I'm going to admit something that probably will make some people angry: I am kind of biased when it comes to deciding which books to review or read, based on their publisher. I give much more consideration to books published by the three or four biggest publishing companies, and rarely, if ever anymore, accept for review books published by smaller publishing houses or via self-publication.
I'm conflicted about this decision process of mine. On the one hand, there has to be some way for me to sort through the plethora of books that are published each year: I can't possibly read all the thousands of books published annually, and so I have to narrow my pool somehow, and the ways in which I do this may not be the fairest, or the best way. But it is a way--it is my way. And after my first year of blogging, experience taught me that the books I enjoyed the most were the ones that were published by the major publishing houses.
In a way, I think that my "sorting system" makes sense, because the major publishing houses are the ones that have the money to snap up those rare but precious high-quality books that I love: the people who work at those houses are the ones who can recognize quality (and, okay, yes, financial success as well, but since my opinion on most YA bestsellers doesn't match that of the majority, I'll just be talking about my own reading preferences here), and who are in a position where they have the luxury of being able to choose the best of the best, the cream of the crop. Naturally, whether we readers, authors, and publishers wish to admit it or not, not everyone has equal amounts of talent, and not every book is equal in quality, which is extremely subjective anyway.
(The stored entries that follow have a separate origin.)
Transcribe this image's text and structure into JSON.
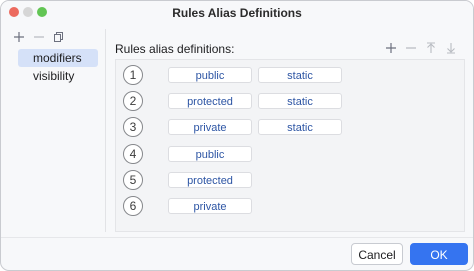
{
  "window": {
    "title": "Rules Alias Definitions",
    "colors": {
      "close": "#ec6a5e",
      "minimize": "#d6d6d6",
      "maximize": "#62c554",
      "accent": "#3574f0",
      "chip_text": "#2d55a4"
    }
  },
  "left_toolbar": {
    "add_icon": "plus-icon",
    "remove_icon": "minus-icon",
    "copy_icon": "copy-icon"
  },
  "sidebar": {
    "items": [
      {
        "label": "modifiers",
        "selected": true
      },
      {
        "label": "visibility",
        "selected": false
      }
    ]
  },
  "main": {
    "label": "Rules alias definitions:",
    "toolbar": {
      "add_icon": "plus-icon",
      "remove_icon": "minus-icon",
      "up_icon": "arrow-up-icon",
      "down_icon": "arrow-down-icon"
    },
    "rules": [
      {
        "number": "1",
        "chips": [
          "public",
          "static"
        ]
      },
      {
        "number": "2",
        "chips": [
          "protected",
          "static"
        ]
      },
      {
        "number": "3",
        "chips": [
          "private",
          "static"
        ]
      },
      {
        "number": "4",
        "chips": [
          "public"
        ]
      },
      {
        "number": "5",
        "chips": [
          "protected"
        ]
      },
      {
        "number": "6",
        "chips": [
          "private"
        ]
      }
    ]
  },
  "footer": {
    "cancel_label": "Cancel",
    "ok_label": "OK"
  }
}
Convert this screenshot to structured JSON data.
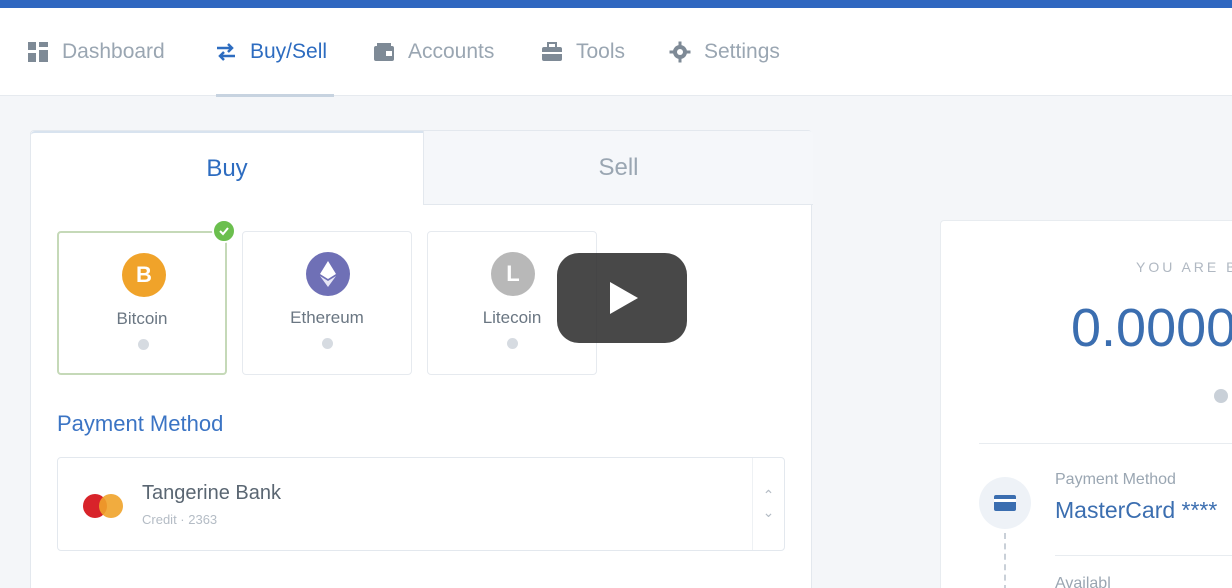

So the major publishing houses get first pick of the potentially critically and/or commercially successful manuscripts (unfortunately those two elements are not mutually inclusive, sigh) and have the capacity to ensure that those chosen manuscripts receive the largest readership; smaller publishing houses get to choose from the remaining pool, and so on.
On the other hand, I do still feel bad that, in a way, I am judging books by elements other than simply the quality of the story and writing, by leaving it up to the (mostly) capable hands of professionals to do the "pre-selection" for me. For the most part, this decision of mine has worked well for me. Exceptions do occur: I have enjoyed books published by smaller houses in the past, and authors have opted out of the traditional publishing track for a successful attempt at self-publication and self-promotion. However, the writer in me doesn't feel too great about the fact that I cannot give each and every author's each and every book an equal chance to be read by me, because of the basic fact that I do not have infinite amounts of time, energy, or patience; I barely even have enough energy left over after work to keep up my blog.
Nowadays, more small and independent publishing houses are coming out with their own YA imprints, but I have yet to be motivated to pick up any of their books. (I admit that one small publishing house nearly gets me with their absolutely breathtaking covers every time, but I have resisted, which turned out to be a good decision when I had a spare moment in a bookstore one day, picked up one of the house's books, and read the first chapter.) I have just found most of my experiences with independently published books to be a disappointment: those publishing houses, I think, either cater to a very specific audience, or they seek to ride the wave of YA's everchanging genre successes. Neither of which appeal to me very much. I admit that I am the worst publicist because I cannot find it in me to promote something that I don't strongly believe in--but, of course, when I do find that special and uncommon book, I will talk about it to all those whom I feel share my reading tastes, and who I want to share a good book with.
I've rambled on for long enough about a potentially divisive topic in a manner that I can't even tell is comprehendible or not. I'd love to hear what you think. Do you find yourself "biased" towards a particular publishing house, or group of publishing houses? How do you sort through all the review requests that you get, or the books available for you to read? How do you feel about smaller publishing houses, or self-publishing? If you're an author and have experience either with the major or smaller publishing houses, what insights would you like to share?